I give the group homework, for instance they are studying why there are no really good clear photographs or videos of Bigfoot. The odd thing about the Bigfoot community, and this overlaps with paranormal things such as UFOs and ghosts, is that a very clear photograph of video is almost always considered a hoax. It is the fuzzy unclear videos and photographs that gain the most acceptance. It's as if what a Bigfoot video or photograph would truly look like, meaning in focus, is often too considered a person in a costume or someone trying to make money.
Bigfoot Club is in the process of once again putting out trail cameras. I helped with choosing placement sites. I asked a real biologist friend for suggestions. His response was to think of where real animals would travel. Putting the cameras by quiet spots with fresh water was one suggestion I passed on to the group. We have limited cameras so it's best to make the most use out of them. We debated, as a group, the best height for the cameras. Last year’s trail camera photographs were of a lot of deer, rabbits, opossums, and skunks. It's rather fun to talk about the height of what I consider an imaginary creature.
I recently challenged the group by posing this question: “Just when do you decide there is no Bigfoot living in our area and stop looking?” This was something they had not considered. Those with personal experience, and as a skeptic I find personal experience is bitch to overcome, believe they will find proof. It isn't a matter of quitting, it was a matter of simply finding proof for the rest of the world. They don't need to find any more proof; they know.
The others were more practical, they still had many ideas they wanted to try. The latest, based on my challenge as to why there were not Bigfoot photographs from the trail cams last year, is to try photographing Bigfoot with a camera “without a battery.” Perhaps, Bigfoot can sense batteries.
I am of course getting all the skeptic help I can from those with expertise in batteries and can animals “sense” them. Meanwhile I am also participating in the great Bigfoot hunt with old fashioned cameras without batteries. We will be in the woods, no cell phones, no hearing aids (sorry Tim), no one with a pacemaker (sorry Jim), and no GPS (we might get lost, so Bigfoot hunting is indeed dangerous). It's a creative plan, and they understand they will have to listen to my lecture on why animals can't sense batteries, as soon as my skeptic friends come through with good expert advice I can then relate.

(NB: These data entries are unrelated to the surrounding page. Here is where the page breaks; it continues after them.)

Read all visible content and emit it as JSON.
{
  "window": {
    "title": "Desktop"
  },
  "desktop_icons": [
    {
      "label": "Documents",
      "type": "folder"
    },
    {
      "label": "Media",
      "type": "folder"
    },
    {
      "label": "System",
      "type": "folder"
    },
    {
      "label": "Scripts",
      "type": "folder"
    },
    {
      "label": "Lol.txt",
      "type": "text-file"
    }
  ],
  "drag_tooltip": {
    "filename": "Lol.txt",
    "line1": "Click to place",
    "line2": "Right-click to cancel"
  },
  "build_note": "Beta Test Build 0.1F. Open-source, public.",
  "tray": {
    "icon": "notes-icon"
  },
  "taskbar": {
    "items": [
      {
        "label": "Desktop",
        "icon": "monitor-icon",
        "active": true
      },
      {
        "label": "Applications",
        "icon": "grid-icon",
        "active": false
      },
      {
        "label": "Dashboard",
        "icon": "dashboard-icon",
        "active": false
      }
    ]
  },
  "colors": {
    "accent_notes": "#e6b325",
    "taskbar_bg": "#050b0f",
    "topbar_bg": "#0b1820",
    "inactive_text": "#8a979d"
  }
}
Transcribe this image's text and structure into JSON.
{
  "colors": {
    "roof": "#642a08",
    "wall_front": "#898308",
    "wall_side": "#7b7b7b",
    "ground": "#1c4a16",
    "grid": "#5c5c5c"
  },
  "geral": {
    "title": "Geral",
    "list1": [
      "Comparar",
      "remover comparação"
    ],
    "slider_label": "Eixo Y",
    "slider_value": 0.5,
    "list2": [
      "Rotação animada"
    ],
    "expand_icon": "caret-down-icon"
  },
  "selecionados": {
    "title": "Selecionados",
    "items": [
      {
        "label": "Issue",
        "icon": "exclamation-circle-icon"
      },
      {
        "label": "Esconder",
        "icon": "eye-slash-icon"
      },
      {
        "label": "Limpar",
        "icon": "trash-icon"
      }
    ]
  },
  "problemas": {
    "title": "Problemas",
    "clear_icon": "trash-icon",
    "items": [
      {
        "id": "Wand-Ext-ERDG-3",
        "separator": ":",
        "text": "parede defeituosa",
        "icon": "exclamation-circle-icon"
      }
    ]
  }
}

However, I have to admit the truth about why I am a Bigfoot skeptic. It's actually a lot of fun. I'm going to enjoy going about the woods with a vintage Brownie camera that I have to wind by hand to advance the film. I plan to take photographs no matter what we see. If nothing else, it's lovely here in the spring. It's also fun to be part of a team, and to be given respect when I speak. I'm very clear my job is not for them to convince me, my job is to convince them that critical thinking skills should always be applied. Things they learn, about being careful what website you get information from, using common sense, looking for alternative and more simple explanations, can be helpful not just when hunting Bigfoot but in everyday life.
They are a wonderful group, very tolerant to not only the only skeptic member but also the only female member. We both learn a lot from each other, and while I may never say “I believe in Bigfoot,” I am learning how to better reach and interact with any group of believers in something that is probably not true. That said, if one of the group collects the evidence that proves the reality of Bigfoot, carefully using his glove and plastic bag of course, besides being very surprised I will also be very proud.